Verbose Readout

Home » CentOS » Verbose Readout
CentOS 3 Comments

Hello,

This is my first post to this mailing list. I have disks set up:

disk 1: windows 8.1 pro (entire disk)
disk 2: openSUSE 13.1 – 1 partition, storage on partition 2
disk 3: Fedora 20 – 1 partition, storage on partition 2
disk 4: CentOS 7 (entire disk)

My grub2 screen is located on disk 2 and has openSUSE logo and screen. All operating systems start from this grub screen just fine. When I
choose to start CentOS 7 from the grub screen I am sent to disk 4 with no problem and the operating system begins to load.

When CentOS 7 begins to load it loads in verbose. I get a very detailed showing of everything that is happening while the system is loading
(this is what I might call init 3). Then it brings me to the login screen with the user and password prompt (this is in what I might call init 5). I insert the user’s password and I am brought to the desktop. There are no errors in loading the operating system.

When each of the other systems are loaded there is always a system splash screen hiding the verbose readout until I arrive at the login screen. I want to know how I can bring back the splash screen on CentOS
7 to hide the verbose readout. I believe each operating system has a bootloader on their respective disks.

Any help is appreciated.

Thanks again,

Reynold DeMarco Jr. reynoldlinux@gmail.com
858-603-1725

3 thoughts on - Verbose Readout

  • add “rhgb quiet” to the end of the grub kernel command line (the one containing /vmlinuz-…).
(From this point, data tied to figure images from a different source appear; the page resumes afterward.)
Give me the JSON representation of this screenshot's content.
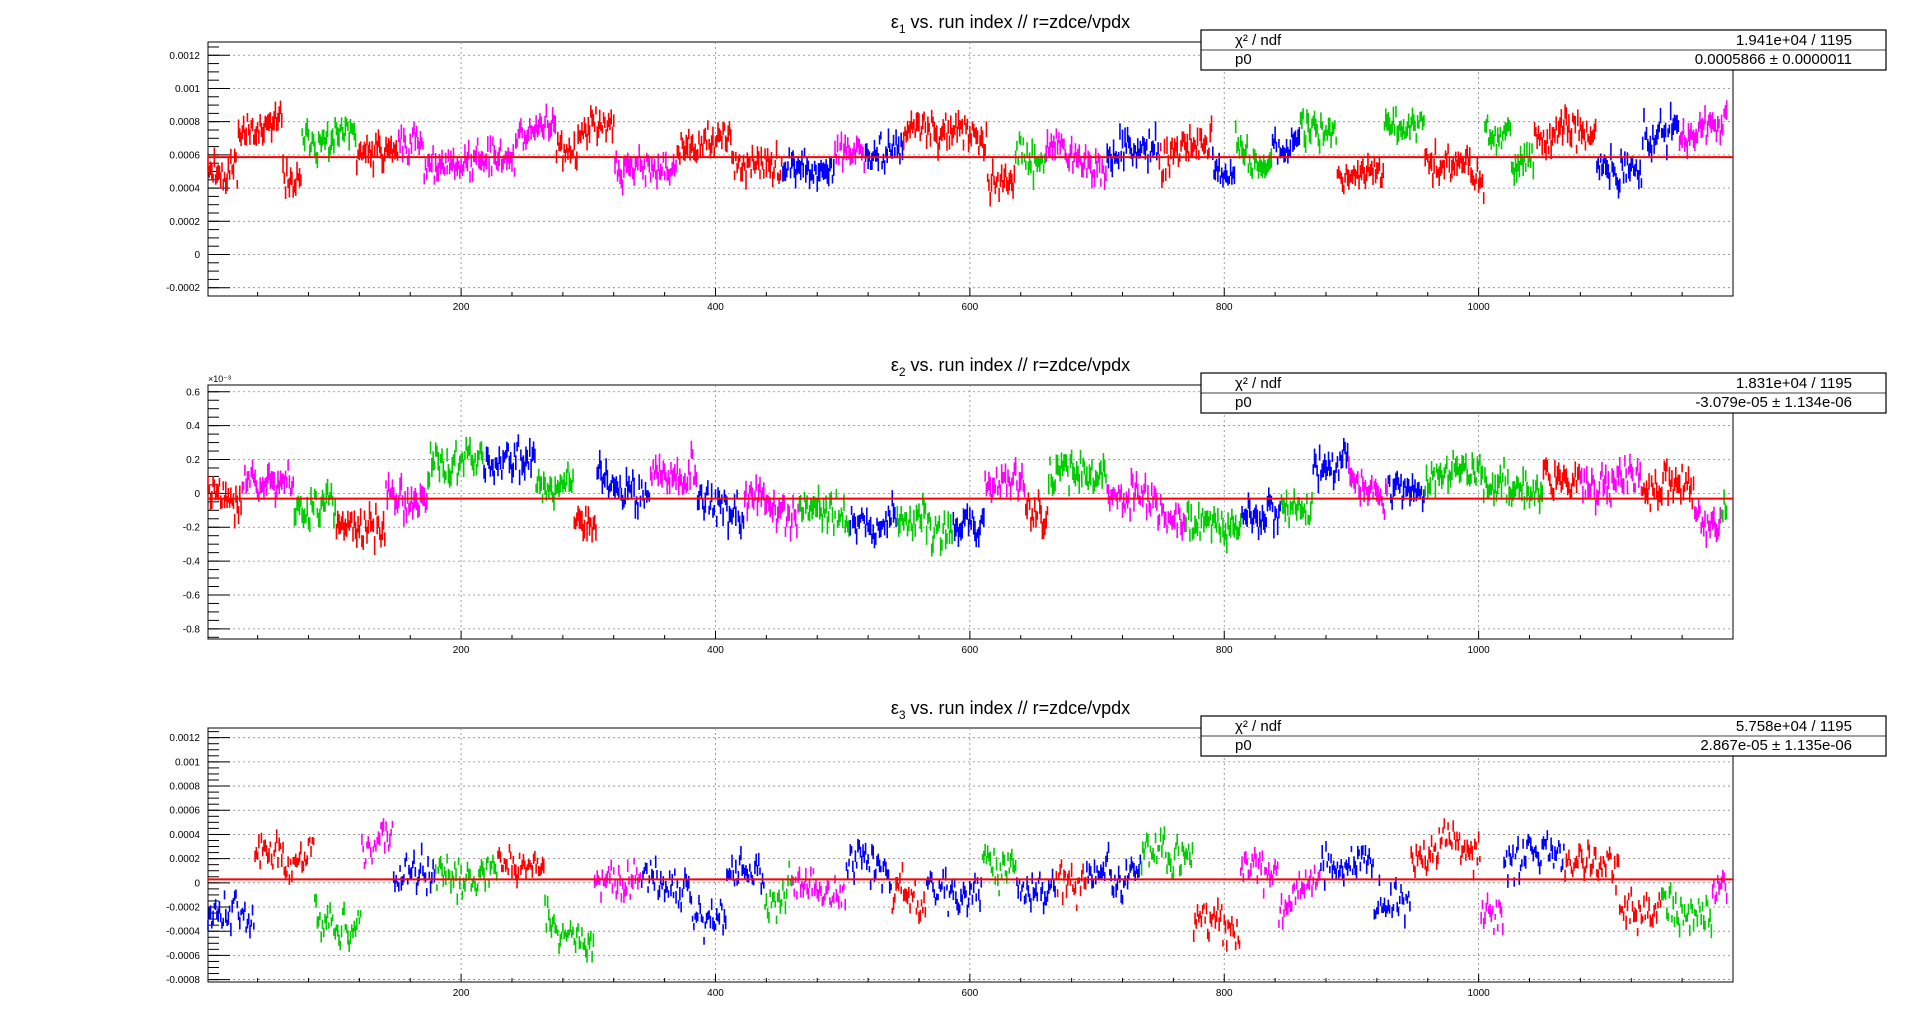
{
  "chart_data": [
    {
      "type": "scatter",
      "title_symbol": "ε",
      "title_sub": "1",
      "title_rest": "vs. run index // r=zdce/vpdx",
      "x_ticks": [
        200,
        400,
        600,
        800,
        1000
      ],
      "xlim": [
        1,
        1200
      ],
      "ylim": [
        -0.00025,
        0.00128
      ],
      "y_ticks": [
        -0.0002,
        0,
        0.0002,
        0.0004,
        0.0006,
        0.0008,
        0.001,
        0.0012
      ],
      "y_tick_labels": [
        "-0.0002",
        "0",
        "0.0002",
        "0.0004",
        "0.0006",
        "0.0008",
        "0.001",
        "0.0012"
      ],
      "y_exponent_label": "",
      "fit_value": 0.0005866,
      "fit_color": "#ff0000",
      "stats": {
        "row1_label": "χ² / ndf",
        "row1_value": "1.941e+04 / 1195",
        "row2_label": "p0",
        "row2_value": "0.0005866 ± 0.0000011"
      },
      "series_colors": [
        "#ff0000",
        "#0000ff",
        "#00cc00",
        "#ff00ff"
      ],
      "center": 0.0006,
      "sigma": 0.00015,
      "err": 4e-05,
      "seed": 11
    },
    {
      "type": "scatter",
      "title_symbol": "ε",
      "title_sub": "2",
      "title_rest": "vs. run index // r=zdce/vpdx",
      "x_ticks": [
        200,
        400,
        600,
        800,
        1000
      ],
      "xlim": [
        1,
        1200
      ],
      "ylim": [
        -0.00086,
        0.00064
      ],
      "y_ticks": [
        -0.0008,
        -0.0006,
        -0.0004,
        -0.0002,
        0,
        0.0002,
        0.0004,
        0.0006
      ],
      "y_tick_labels": [
        "-0.8",
        "-0.6",
        "-0.4",
        "-0.2",
        "0",
        "0.2",
        "0.4",
        "0.6"
      ],
      "y_exponent_label": "×10⁻³",
      "fit_value": -3.079e-05,
      "fit_color": "#ff0000",
      "stats": {
        "row1_label": "χ² / ndf",
        "row1_value": "1.831e+04 / 1195",
        "row2_label": "p0",
        "row2_value": "-3.079e-05 ± 1.134e-06"
      },
      "series_colors": [
        "#ff0000",
        "#0000ff",
        "#00cc00",
        "#ff00ff"
      ],
      "center": 0,
      "sigma": 0.00016,
      "err": 4e-05,
      "seed": 23
    },
    {
      "type": "scatter",
      "title_symbol": "ε",
      "title_sub": "3",
      "title_rest": "vs. run index // r=zdce/vpdx",
      "x_ticks": [
        200,
        400,
        600,
        800,
        1000
      ],
      "xlim": [
        1,
        1200
      ],
      "ylim": [
        -0.00082,
        0.00128
      ],
      "y_ticks": [
        -0.0008,
        -0.0006,
        -0.0004,
        -0.0002,
        0,
        0.0002,
        0.0004,
        0.0006,
        0.0008,
        0.001,
        0.0012
      ],
      "y_tick_labels": [
        "-0.0008",
        "-0.0006",
        "-0.0004",
        "-0.0002",
        "0",
        "0.0002",
        "0.0004",
        "0.0006",
        "0.0008",
        "0.001",
        "0.0012"
      ],
      "y_exponent_label": "",
      "fit_value": 2.867e-05,
      "fit_color": "#ff0000",
      "stats": {
        "row1_label": "χ² / ndf",
        "row1_value": "5.758e+04 / 1195",
        "row2_label": "p0",
        "row2_value": "2.867e-05 ± 1.135e-06"
      },
      "series_colors": [
        "#ff0000",
        "#0000ff",
        "#00cc00",
        "#ff00ff"
      ],
      "center": 0,
      "sigma": 0.00025,
      "err": 4e-05,
      "seed": 37
    }
  ]
}
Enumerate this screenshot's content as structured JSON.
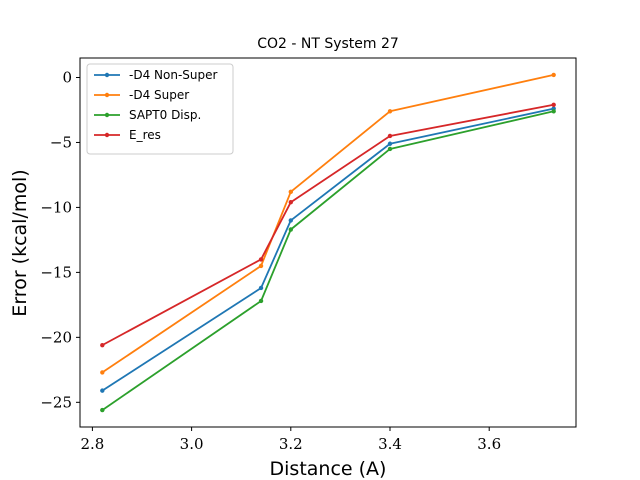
{
  "chart_data": {
    "type": "line",
    "title": "CO2 - NT System 27",
    "xlabel": "Distance (A)",
    "ylabel": "Error (kcal/mol)",
    "xlim": [
      2.775,
      3.775
    ],
    "ylim": [
      -26.9,
      1.5
    ],
    "xticks": [
      2.8,
      3.0,
      3.2,
      3.4,
      3.6
    ],
    "xtick_labels": [
      "2.8",
      "3.0",
      "3.2",
      "3.4",
      "3.6"
    ],
    "yticks": [
      0,
      -5,
      -10,
      -15,
      -20,
      -25
    ],
    "ytick_labels": [
      "0",
      "−5",
      "−10",
      "−15",
      "−20",
      "−25"
    ],
    "grid": false,
    "legend_position": "upper-left",
    "x": [
      2.82,
      3.14,
      3.2,
      3.4,
      3.73
    ],
    "series": [
      {
        "name": "-D4 Non-Super",
        "color": "#1f77b4",
        "values": [
          -24.1,
          -16.2,
          -11.0,
          -5.1,
          -2.4
        ]
      },
      {
        "name": "-D4 Super",
        "color": "#ff7f0e",
        "values": [
          -22.7,
          -14.5,
          -8.8,
          -2.6,
          0.2
        ]
      },
      {
        "name": "SAPT0 Disp.",
        "color": "#2ca02c",
        "values": [
          -25.6,
          -17.2,
          -11.7,
          -5.5,
          -2.6
        ]
      },
      {
        "name": "E_res",
        "color": "#d62728",
        "values": [
          -20.6,
          -14.0,
          -9.6,
          -4.5,
          -2.1
        ]
      }
    ]
  }
}
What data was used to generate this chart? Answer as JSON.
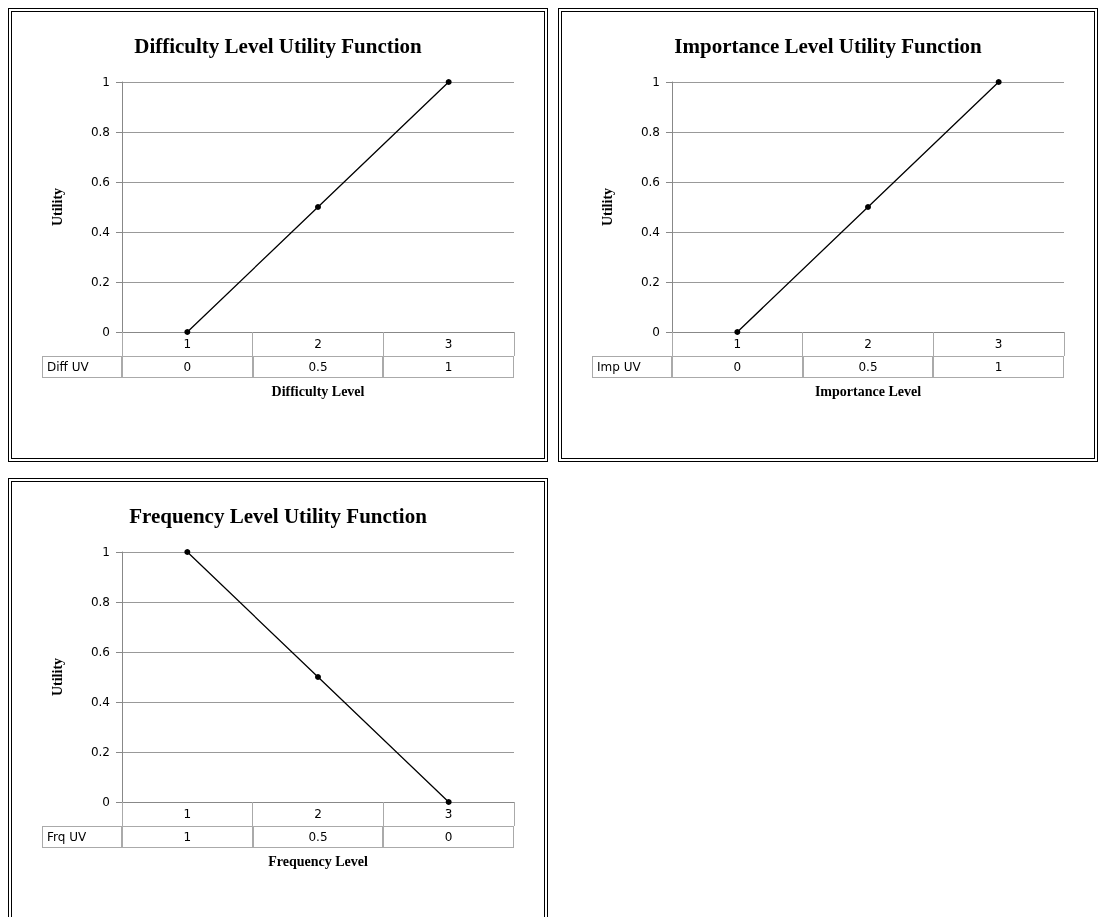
{
  "chart_data": [
    {
      "type": "line",
      "title": "Difficulty Level Utility Function",
      "xlabel": "Difficulty Level",
      "ylabel": "Utility",
      "categories": [
        "1",
        "2",
        "3"
      ],
      "series": [
        {
          "name": "Diff UV",
          "color": "#000000",
          "values": [
            0,
            0.5,
            1
          ]
        }
      ],
      "ylim": [
        0,
        1
      ],
      "yticks": [
        0,
        0.2,
        0.4,
        0.6,
        0.8,
        1
      ],
      "grid": "y",
      "marker": "circle",
      "data_labels": true
    },
    {
      "type": "line",
      "title": "Importance Level Utility Function",
      "xlabel": "Importance Level",
      "ylabel": "Utility",
      "categories": [
        "1",
        "2",
        "3"
      ],
      "series": [
        {
          "name": "Imp UV",
          "color": "#000000",
          "values": [
            0,
            0.5,
            1
          ]
        }
      ],
      "ylim": [
        0,
        1
      ],
      "yticks": [
        0,
        0.2,
        0.4,
        0.6,
        0.8,
        1
      ],
      "grid": "y",
      "marker": "circle",
      "data_labels": true
    },
    {
      "type": "line",
      "title": "Frequency Level Utility Function",
      "xlabel": "Frequency Level",
      "ylabel": "Utility",
      "categories": [
        "1",
        "2",
        "3"
      ],
      "series": [
        {
          "name": "Frq UV",
          "color": "#000000",
          "values": [
            1,
            0.5,
            0
          ]
        }
      ],
      "ylim": [
        0,
        1
      ],
      "yticks": [
        0,
        0.2,
        0.4,
        0.6,
        0.8,
        1
      ],
      "grid": "y",
      "marker": "circle",
      "data_labels": true
    }
  ]
}
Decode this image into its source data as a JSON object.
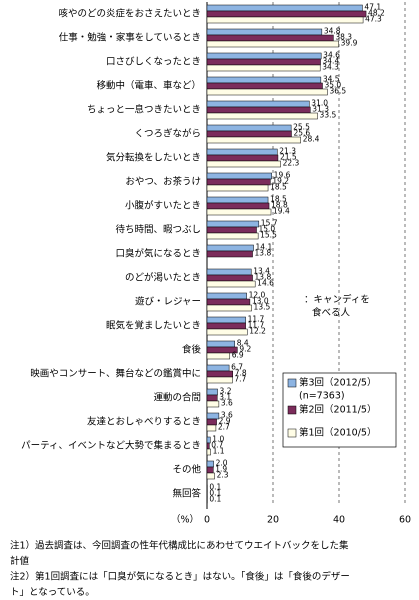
{
  "chart_data": {
    "type": "bar",
    "orientation": "horizontal",
    "categories": [
      "咳やのどの炎症をおさえたいとき",
      "仕事・勉強・家事をしているとき",
      "口さびしくなったとき",
      "移動中（電車、車など）",
      "ちょっと一息つきたいとき",
      "くつろぎながら",
      "気分転換をしたいとき",
      "おやつ、お茶うけ",
      "小腹がすいたとき",
      "待ち時間、暇つぶし",
      "口臭が気になるとき",
      "のどが渇いたとき",
      "遊び・レジャー",
      "眠気を覚ましたいとき",
      "食後",
      "映画やコンサート、舞台などの鑑賞中に",
      "運動の合間",
      "友達とおしゃべりするとき",
      "パーティ、イベントなど大勢で集まるとき",
      "その他",
      "無回答"
    ],
    "series": [
      {
        "name": "第3回（2012/5）",
        "color": "#8db4e2",
        "values": [
          47.1,
          34.8,
          34.6,
          34.5,
          31,
          25.5,
          21.3,
          19.6,
          18.5,
          15.7,
          14.1,
          13.4,
          12,
          11.7,
          8.4,
          6.7,
          3.2,
          3.6,
          1,
          2,
          0.1
        ],
        "value_labels": [
          "47.1",
          "34.8",
          "34.6",
          "34.5",
          "31.0",
          "25.5",
          "21.3",
          "19.6",
          "18.5",
          "15.7",
          "14.1",
          "13.4",
          "12.0",
          "11.7",
          "8.4",
          "6.7",
          "3.2",
          "3.6",
          "1.0",
          "2.0",
          "0.1"
        ]
      },
      {
        "name": "第2回（2011/5）",
        "color": "#7b2c5b",
        "values": [
          48.2,
          38.3,
          34.4,
          35,
          31.3,
          25.6,
          21.5,
          19.2,
          18.8,
          15,
          13.8,
          13.8,
          13,
          11.7,
          9.2,
          7.8,
          3.1,
          2.9,
          0.7,
          1.9,
          0.1
        ],
        "value_labels": [
          "48.2",
          "38.3",
          "34.4",
          "35.0",
          "31.3",
          "25.6",
          "21.5",
          "19.2",
          "18.8",
          "15.0",
          "13.8",
          "13.8",
          "13.0",
          "11.7",
          "9.2",
          "7.8",
          "3.1",
          "2.9",
          "0.7",
          "1.9",
          "0.1"
        ]
      },
      {
        "name": "第1回（2010/5）",
        "color": "#fffde6",
        "values": [
          47.3,
          39.9,
          34.3,
          36.5,
          33.5,
          28.4,
          22.3,
          18.5,
          19.4,
          15.5,
          null,
          14.6,
          13.5,
          12.2,
          6.9,
          7.7,
          3.6,
          2.7,
          1.1,
          2.3,
          0.1
        ],
        "value_labels": [
          "47.3",
          "39.9",
          "34.3",
          "36.5",
          "33.5",
          "28.4",
          "22.3",
          "18.5",
          "19.4",
          "15.5",
          null,
          "14.6",
          "13.5",
          "12.2",
          "6.9",
          "7.7",
          "3.6",
          "2.7",
          "1.1",
          "2.3",
          "0.1"
        ]
      }
    ],
    "legend_note": "(n=7363)",
    "annotation": [
      "：キャンディを",
      "食べる人"
    ],
    "x_unit": "（%）",
    "xlim": [
      0,
      60
    ],
    "xticks": [
      0,
      20,
      40,
      60
    ],
    "grid": true,
    "notes": [
      "注1）過去調査は、今回調査の性年代構成比にあわせてウエイトバックをした集",
      "計値",
      "注2）第1回調査には「口臭が気になるとき」はない。「食後」は「食後のデザー",
      "ト」となっている。"
    ]
  }
}
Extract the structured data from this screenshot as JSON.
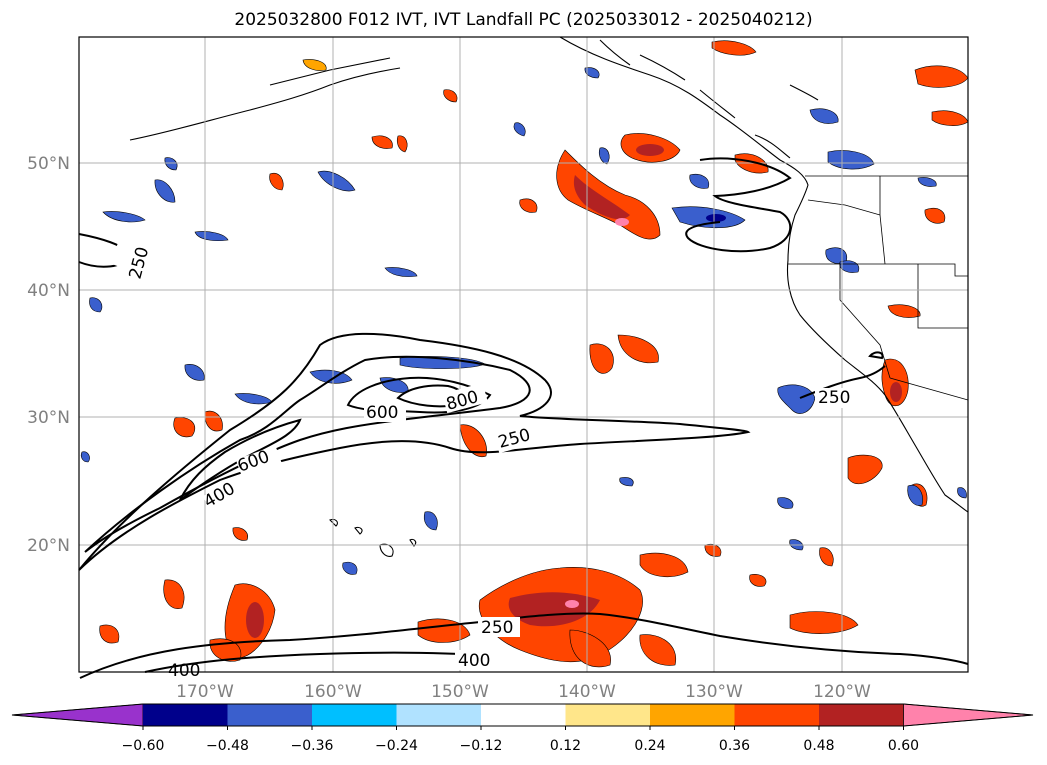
{
  "title": "2025032800 F012 IVT, IVT Landfall PC (2025033012 - 2025040212)",
  "lat_labels": [
    "50°N",
    "40°N",
    "30°N",
    "20°N"
  ],
  "lon_labels": [
    "170°W",
    "160°W",
    "150°W",
    "140°W",
    "130°W",
    "120°W"
  ],
  "contour_labels": [
    "250",
    "600",
    "800",
    "250",
    "600",
    "400",
    "250",
    "250",
    "400",
    "400"
  ],
  "colorbar": {
    "ticks": [
      "−0.60",
      "−0.48",
      "−0.36",
      "−0.24",
      "−0.12",
      "0.12",
      "0.24",
      "0.36",
      "0.48",
      "0.60"
    ],
    "colors": [
      "#9932cc",
      "#00008b",
      "#3a5fcd",
      "#00bfff",
      "#b0e2ff",
      "#ffffff",
      "#ffe68a",
      "#ffa500",
      "#ff4500",
      "#b22222",
      "#ff82ab"
    ]
  },
  "colors": {
    "grid": "#b0b0b0",
    "tick_label": "#808080",
    "contour": "#000000"
  }
}
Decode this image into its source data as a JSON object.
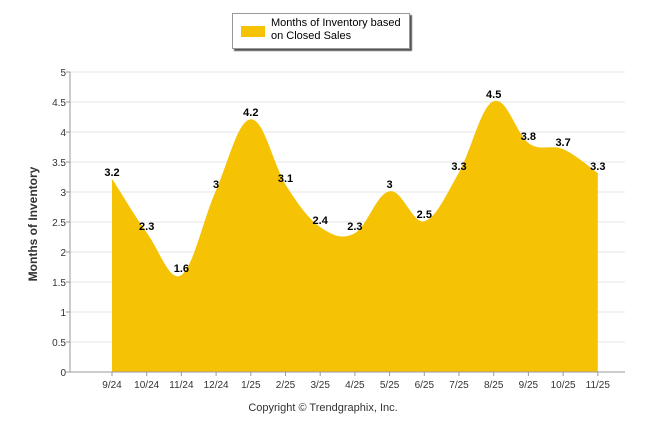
{
  "chart_data": {
    "type": "area",
    "title": "",
    "legend": {
      "label": "Months of Inventory based on Closed Sales",
      "placement": "top-center"
    },
    "categories": [
      "9/24",
      "10/24",
      "11/24",
      "12/24",
      "1/25",
      "2/25",
      "3/25",
      "4/25",
      "5/25",
      "6/25",
      "7/25",
      "8/25",
      "9/25",
      "10/25",
      "11/25"
    ],
    "series": [
      {
        "name": "Months of Inventory based on Closed Sales",
        "values": [
          3.2,
          2.3,
          1.6,
          3,
          4.2,
          3.1,
          2.4,
          2.3,
          3,
          2.5,
          3.3,
          4.5,
          3.8,
          3.7,
          3.3
        ],
        "labels": [
          "3.2",
          "2.3",
          "1.6",
          "3",
          "4.2",
          "3.1",
          "2.4",
          "2.3",
          "3",
          "2.5",
          "3.3",
          "4.5",
          "3.8",
          "3.7",
          "3.3"
        ]
      }
    ],
    "xlabel": "",
    "ylabel": "Months of Inventory",
    "ylim": [
      0,
      5
    ],
    "yticks": [
      "0",
      "0.5",
      "1",
      "1.5",
      "2",
      "2.5",
      "3",
      "3.5",
      "4",
      "4.5",
      "5"
    ],
    "grid": true,
    "color": "#F6C204"
  },
  "footer": {
    "copyright": "Copyright © Trendgraphix, Inc."
  }
}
    rhgb = “Redhat Graphical Boot”

    I assume you handcrafted the boot. You will see CentOS 7 has this in /etc/default/grub.

    Alan

  • Alan, Thank you for your reply. I did check /etc/default/grub and found this:

    GRUB_TIMEOUT=5
    GRUB_DISTRIBUTOR=”$(sed ‘s, release .*$,,g’ /etc/system-release)”
    GRUB_DEFAULT=saved GRUB_DISABLE_SUBMENU=true GRUB_TERMINAL_OUTPUT=”console”
    GRUB_CMDLINE_LINUX=”rd.lvm.lv

  • [lots of output kept; see below for response]

    Based on this output, you have two different grub.cfg files, which can be confusing. When you first ran it from OpenSUSE, you told grub to look for its config file there. When you modified grub.cfg in your CentOS install, grub ignored it, because it’s still pointing to its config file on OpenSUSE.

    Long story short, you should pick one place to make grub.cfg modifications and make all of them there. So add “rhgb quiet” to the appropriate line in your OpenSUSE grub.cfg file.